What is most striking about the daytime visit is how well the glass installations mesh with the landscaping. Frederick Law Olmstead designed the gardens and grounds in 1890; Chihuly took two years to design his exhibit, and the attention shows in every angle of every piece.
Looking from one side, the white Tower echoes and highlights the the plants and architecture. From the other side, it reflects the trees behind it and reflects itself in the water, a lovely sight indeed.
In the daytime, the Sole d’Oro is a crazy wild ball of pieces that welcome visitors to the show.
At dusk, the yellows reflect the fading light and change the piece into something very different. And that’s the point of the Chihuly at Night exhibit, to see the pieces literally in a different light.
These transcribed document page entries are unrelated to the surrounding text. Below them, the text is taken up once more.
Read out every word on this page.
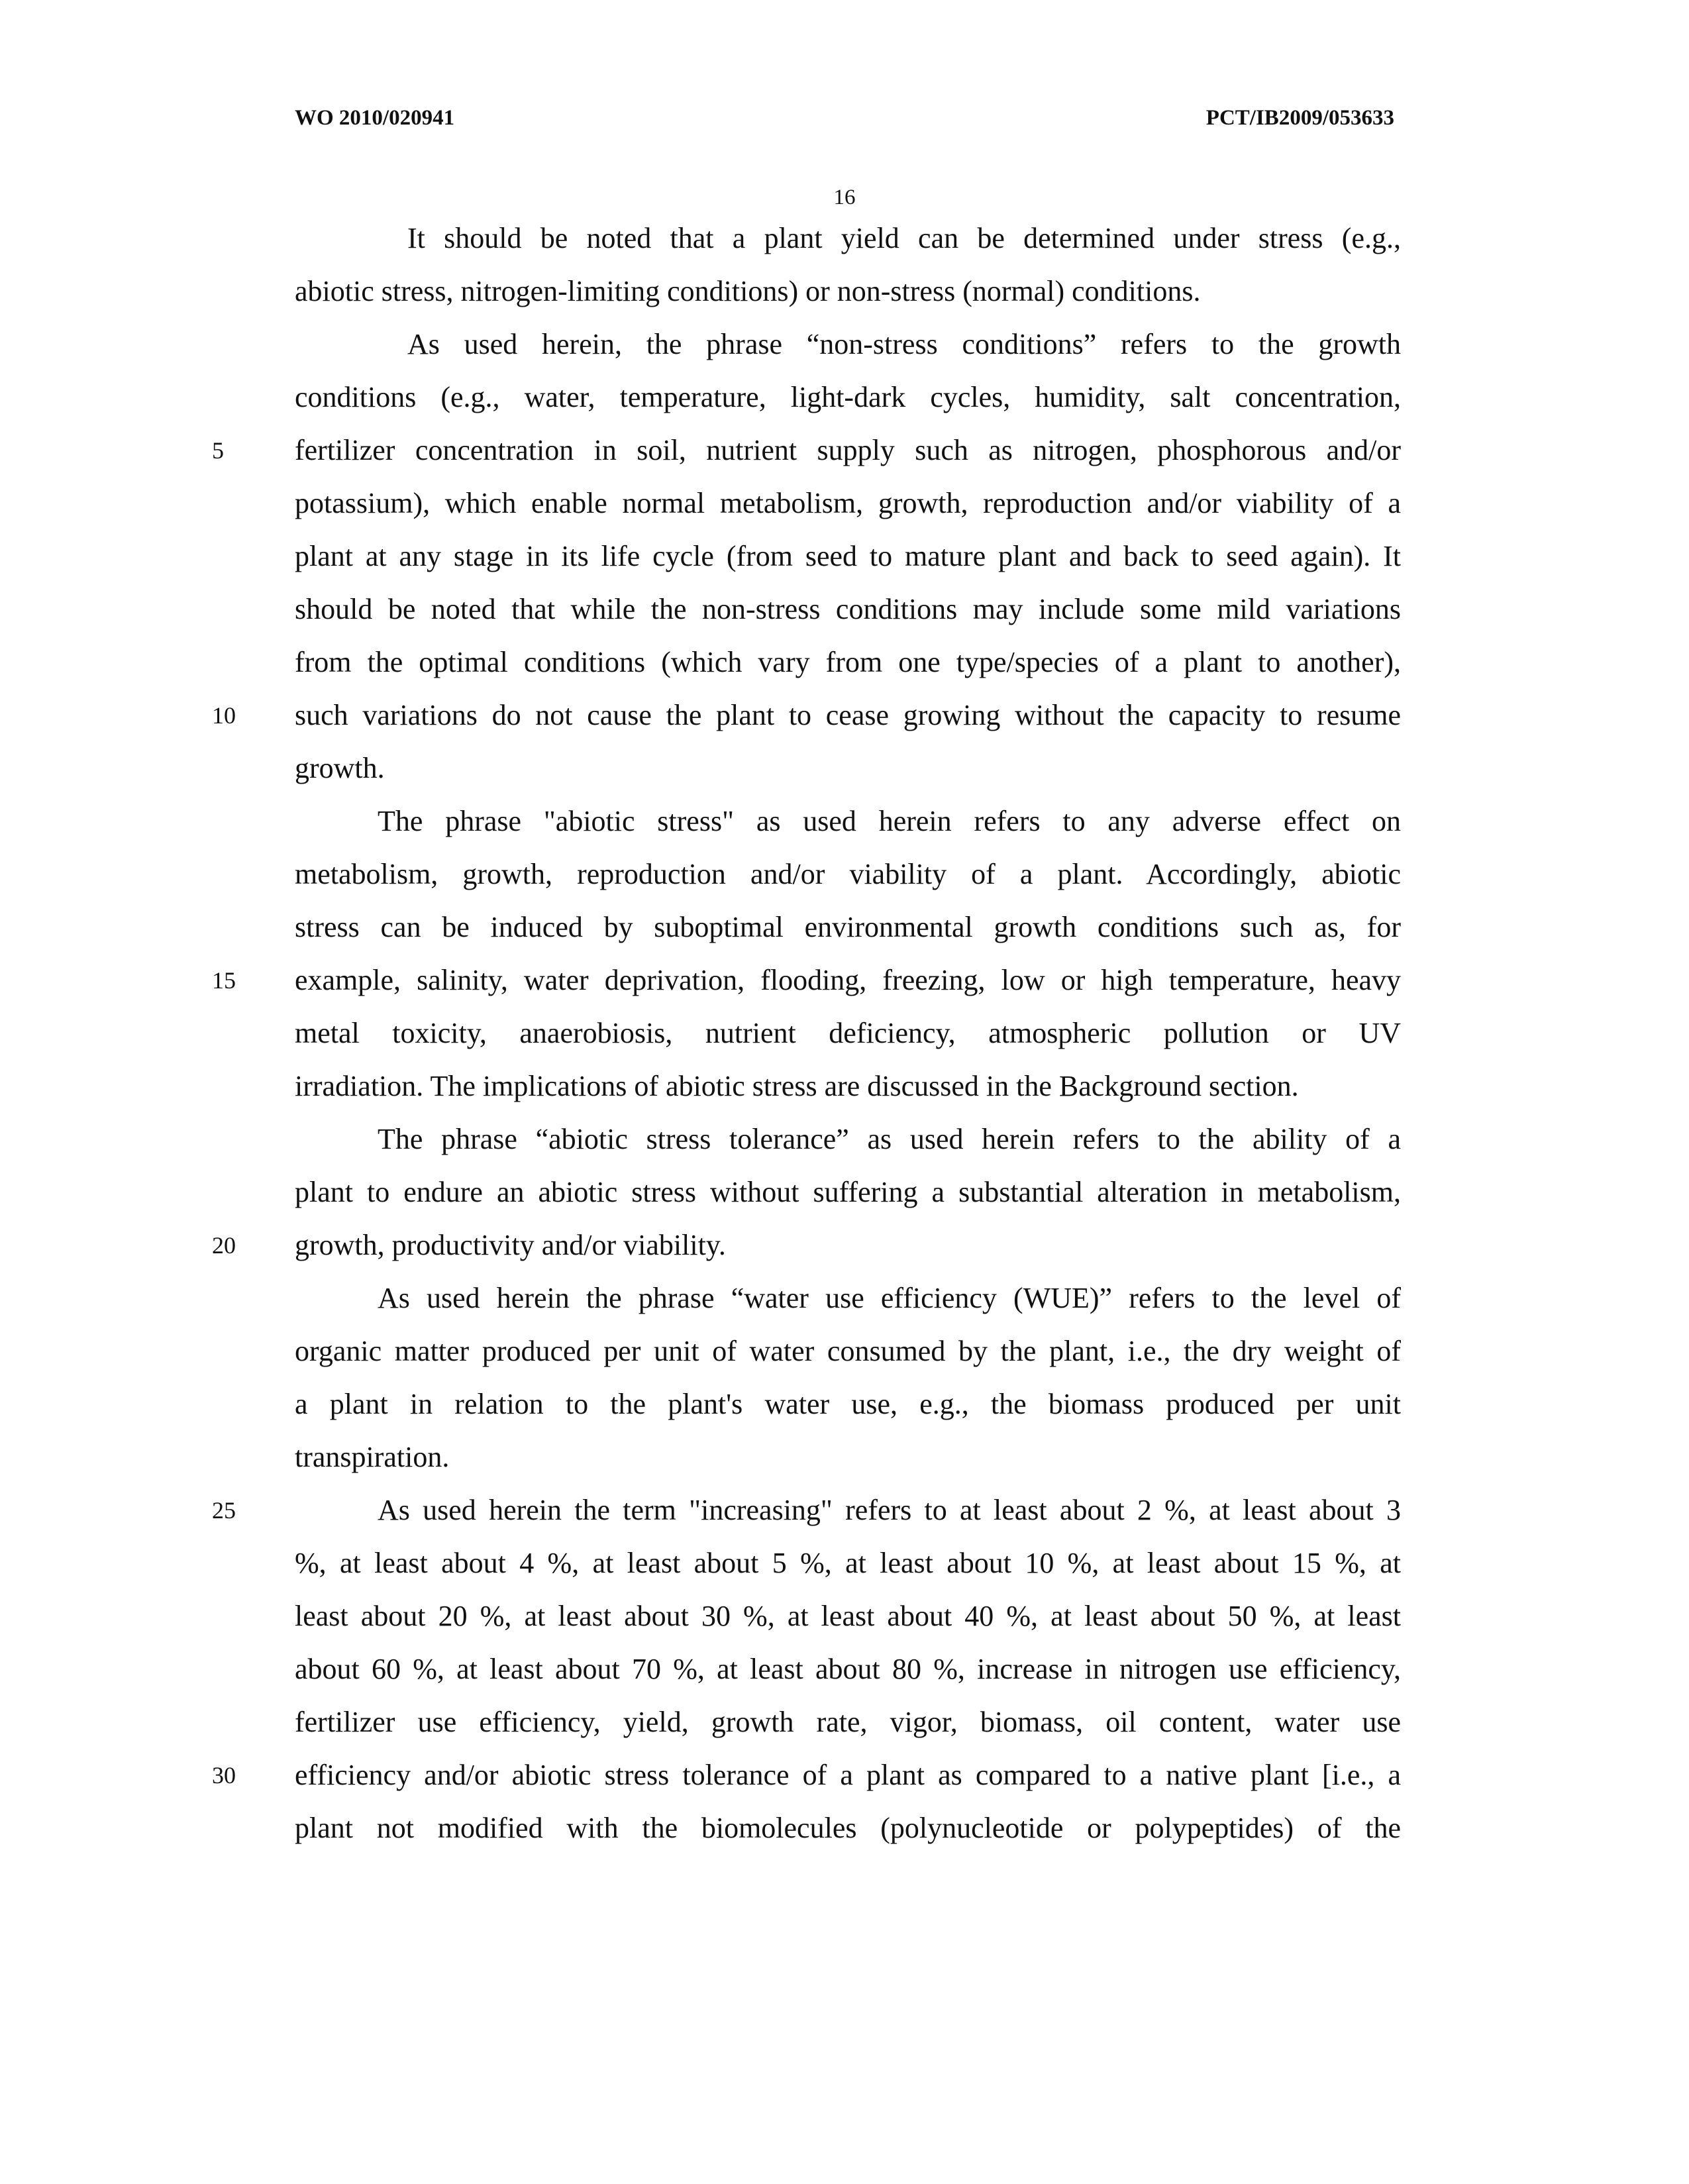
WO 2010/020941	PCT/IB2009/053633
16
It should be noted that a plant yield can be determined under stress (e.g.,
abiotic stress, nitrogen-limiting conditions) or non-stress (normal) conditions.
As used herein, the phrase “non-stress conditions” refers to the growth
conditions (e.g., water, temperature, light-dark cycles, humidity, salt concentration,
fertilizer concentration in soil, nutrient supply such as nitrogen, phosphorous and/or
potassium), which enable normal metabolism, growth, reproduction and/or viability of a
plant at any stage in its life cycle (from seed to mature plant and back to seed again). It
should be noted that while the non-stress conditions may include some mild variations
from the optimal conditions (which vary from one type/species of a plant to another),
such variations do not cause the plant to cease growing without the capacity to resume
growth.
The phrase "abiotic stress" as used herein refers to any adverse effect on
metabolism, growth, reproduction and/or viability of a plant. Accordingly, abiotic
stress can be induced by suboptimal environmental growth conditions such as, for
example, salinity, water deprivation, flooding, freezing, low or high temperature, heavy
metal toxicity, anaerobiosis, nutrient deficiency, atmospheric pollution or UV
irradiation. The implications of abiotic stress are discussed in the Background section.
The phrase “abiotic stress tolerance” as used herein refers to the ability of a
plant to endure an abiotic stress without suffering a substantial alteration in metabolism,
growth, productivity and/or viability.
As used herein the phrase “water use efficiency (WUE)” refers to the level of
organic matter produced per unit of water consumed by the plant, i.e., the dry weight of
a plant in relation to the plant's water use, e.g., the biomass produced per unit
transpiration.
As used herein the term "increasing" refers to at least about 2 %, at least about 3
%, at least about 4 %, at least about 5 %, at least about 10 %, at least about 15 %, at
least about 20 %, at least about 30 %, at least about 40 %, at least about 50 %, at least
about 60 %, at least about 70 %, at least about 80 %, increase in nitrogen use efficiency,
fertilizer use efficiency, yield, growth rate, vigor, biomass, oil content, water use
efficiency and/or abiotic stress tolerance of a plant as compared to a native plant [i.e., a
plant not modified with the biomolecules (polynucleotide or polypeptides) of the
5
10
15
20
25
30
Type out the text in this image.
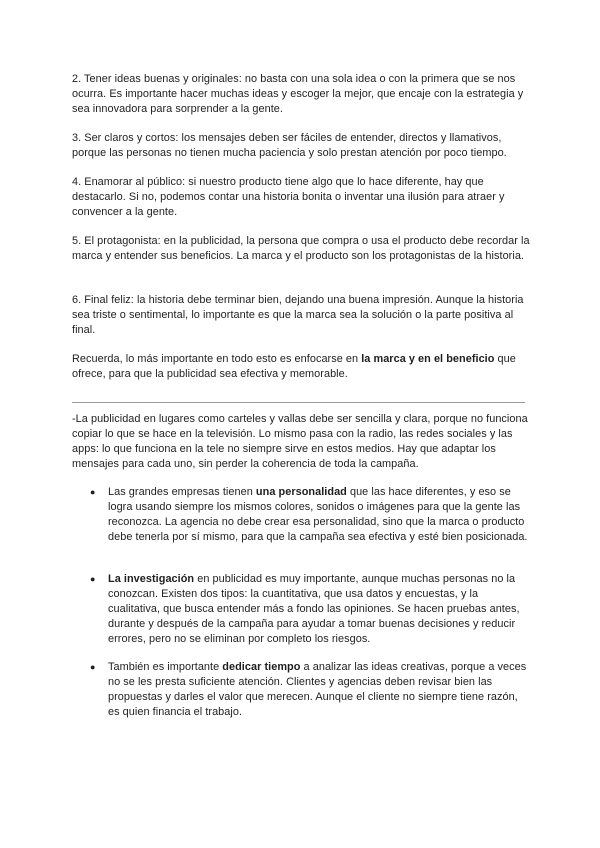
2. Tener ideas buenas y originales: no basta con una sola idea o con la primera que se nos ocurra. Es importante hacer muchas ideas y escoger la mejor, que encaje con la estrategia y sea innovadora para sorprender a la gente.

3. Ser claros y cortos: los mensajes deben ser fáciles de entender, directos y llamativos, porque las personas no tienen mucha paciencia y solo prestan atención por poco tiempo.

4. Enamorar al público: si nuestro producto tiene algo que lo hace diferente, hay que destacarlo. Si no, podemos contar una historia bonita o inventar una ilusión para atraer y convencer a la gente.

5. El protagonista: en la publicidad, la persona que compra o usa el producto debe recordar la marca y entender sus beneficios. La marca y el producto son los protagonistas de la historia.

6. Final feliz: la historia debe terminar bien, dejando una buena impresión. Aunque la historia sea triste o sentimental, lo importante es que la marca sea la solución o la parte positiva al final.

Recuerda, lo más importante en todo esto es enfocarse en la marca y en el beneficio que ofrece, para que la publicidad sea efectiva y memorable.

-La publicidad en lugares como carteles y vallas debe ser sencilla y clara, porque no funciona copiar lo que se hace en la televisión. Lo mismo pasa con la radio, las redes sociales y las apps: lo que funciona en la tele no siempre sirve en estos medios. Hay que adaptar los mensajes para cada uno, sin perder la coherencia de toda la campaña.

● Las grandes empresas tienen una personalidad que las hace diferentes, y eso se logra usando siempre los mismos colores, sonidos o imágenes para que la gente las reconozca. La agencia no debe crear esa personalidad, sino que la marca o producto debe tenerla por sí mismo, para que la campaña sea efectiva y esté bien posicionada.

● La investigación en publicidad es muy importante, aunque muchas personas no la conozcan. Existen dos tipos: la cuantitativa, que usa datos y encuestas, y la cualitativa, que busca entender más a fondo las opiniones. Se hacen pruebas antes, durante y después de la campaña para ayudar a tomar buenas decisiones y reducir errores, pero no se eliminan por completo los riesgos.

● También es importante dedicar tiempo a analizar las ideas creativas, porque a veces no se les presta suficiente atención. Clientes y agencias deben revisar bien las propuestas y darles el valor que merecen. Aunque el cliente no siempre tiene razón, es quien financia el trabajo.
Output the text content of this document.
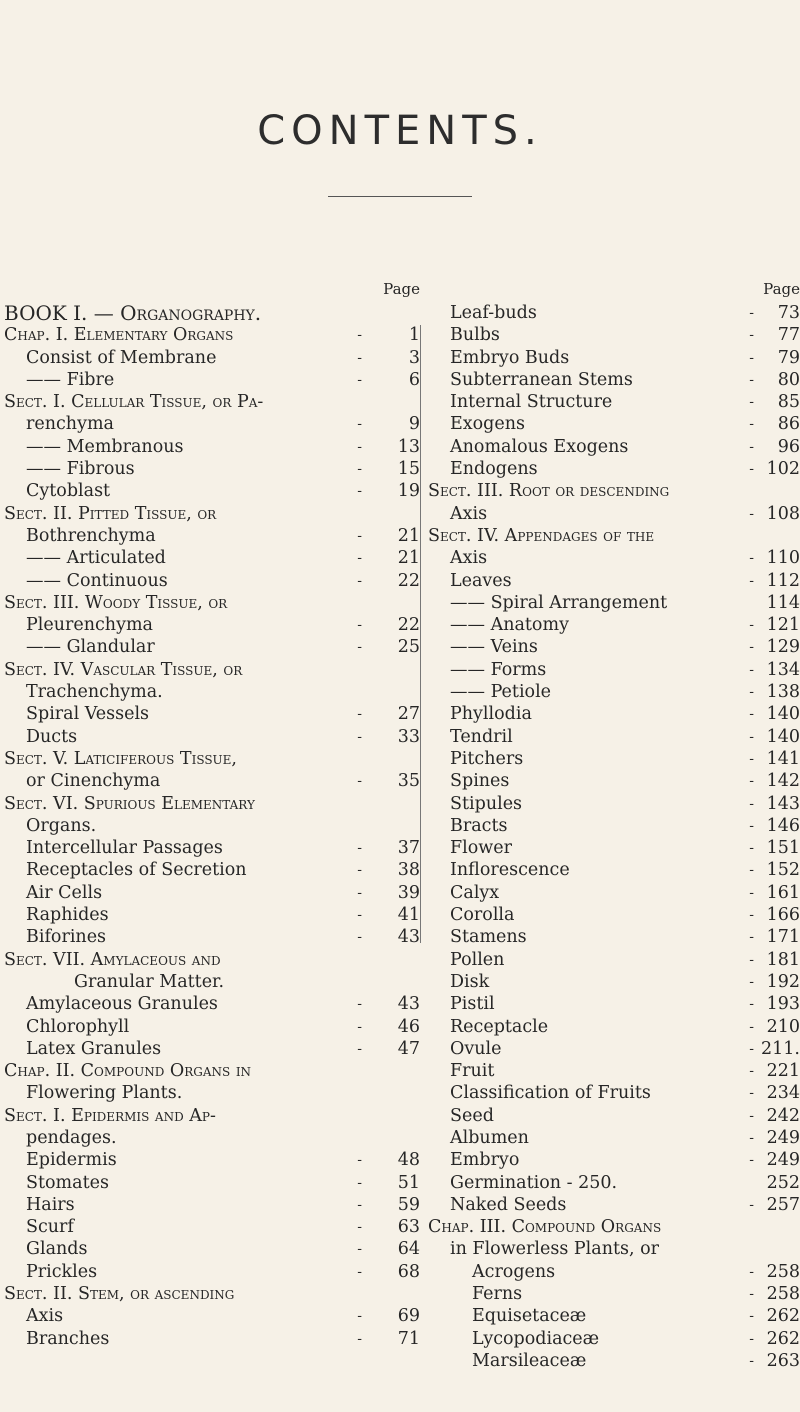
CONTENTS.
Page
BOOK I. — Organography.
Chap. I. Elementary Organs	-	1
Consist of Membrane	-	3
—— Fibre	-	6
Sect. I. Cellular Tissue, or Pa-
renchyma	-	9
—— Membranous	- 13
—— Fibrous	- 15
Cytoblast	- 19
Sect. II. Pitted Tissue, or
Bothrenchyma	- 21
—— Articulated	- 21
—— Continuous	- 22
Sect. III. Woody Tissue, or
Pleurenchyma	- 22
—— Glandular	- 25
Sect. IV. Vascular Tissue, or
Trachenchyma.
Spiral Vessels	- 27
Ducts	- 33
Sect. V. Laticiferous Tissue,
or Cinenchyma	- 35
Sect. VI. Spurious Elementary
Organs.
Intercellular Passages	- 37
Receptacles of Secretion	- 38
Air Cells	- 39
Raphides	- 41
Biforines	- 43
Sect. VII. Amylaceous and
Granular Matter.
Amylaceous Granules	- 43
Chlorophyll	- 46
Latex Granules	- 47
Chap. II. Compound Organs in
Flowering Plants.
Sect. I. Epidermis and Ap-
pendages.
Epidermis	- 48
Stomates	- 51
Hairs	- 59
Scurf	- 63
Glands	- 64
Prickles	- 68
Sect. II. Stem, or ascending
Axis	- 69
Branches	- 71
Page
Leaf-buds	- 73
Bulbs	- 77
Embryo Buds	- 79
Subterranean Stems	- 80
Internal Structure	- 85
Exogens	- 86
Anomalous Exogens	- 96
Endogens	- 102
Sect. III. Root or descending
Axis	- 108
Sect. IV. Appendages of the
Axis	- 110
Leaves	- 112
—— Spiral Arrangement	114
—— Anatomy	- 121
—— Veins	- 129
—— Forms	- 134
—— Petiole	- 138
Phyllodia	- 140
Tendril	- 140
Pitchers	- 141
Spines	- 142
Stipules	- 143
Bracts	- 146
Flower	- 151
Inflorescence	- 152
Calyx	- 161
Corolla	- 166
Stamens	- 171
Pollen	- 181
Disk	- 192
Pistil	- 193
Receptacle	- 210
Ovule	- 211.
Fruit	- 221
Classification of Fruits	- 234
Seed	- 242
Albumen	- 249
Embryo	- 249
Germination - 250.	252
Naked Seeds	- 257
Chap. III. Compound Organs
in Flowerless Plants, or
Acrogens	- 258
Ferns	- 258
Equisetaceæ	- 262
Lycopodiaceæ	- 262
Marsileaceæ	- 263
The pergola walk became a spooky tour of glass reeds, shadows casting mysteries on each piece. In the conservatory, the chandeliers, barely noticeable in the daytime, because the stars, hanging from thin rods like comets in the night sky.
My favorite exhibit at Chihuly Seattle has always been the boats filled with ikebana and floats, so I was pleased to see this installation in the garden. The placing of floats inside the boat, instead seeing them on the outside where they belong, always makes me smile.
The exhibit closes Sunday, and I’m happy I got the opportunity to see it while it and I were both in the same city. My time in Asheville has definitely been enhanced by the chance Chihuly encounter.
I want people to be overwhelmed with light and color in a way they have never experienced.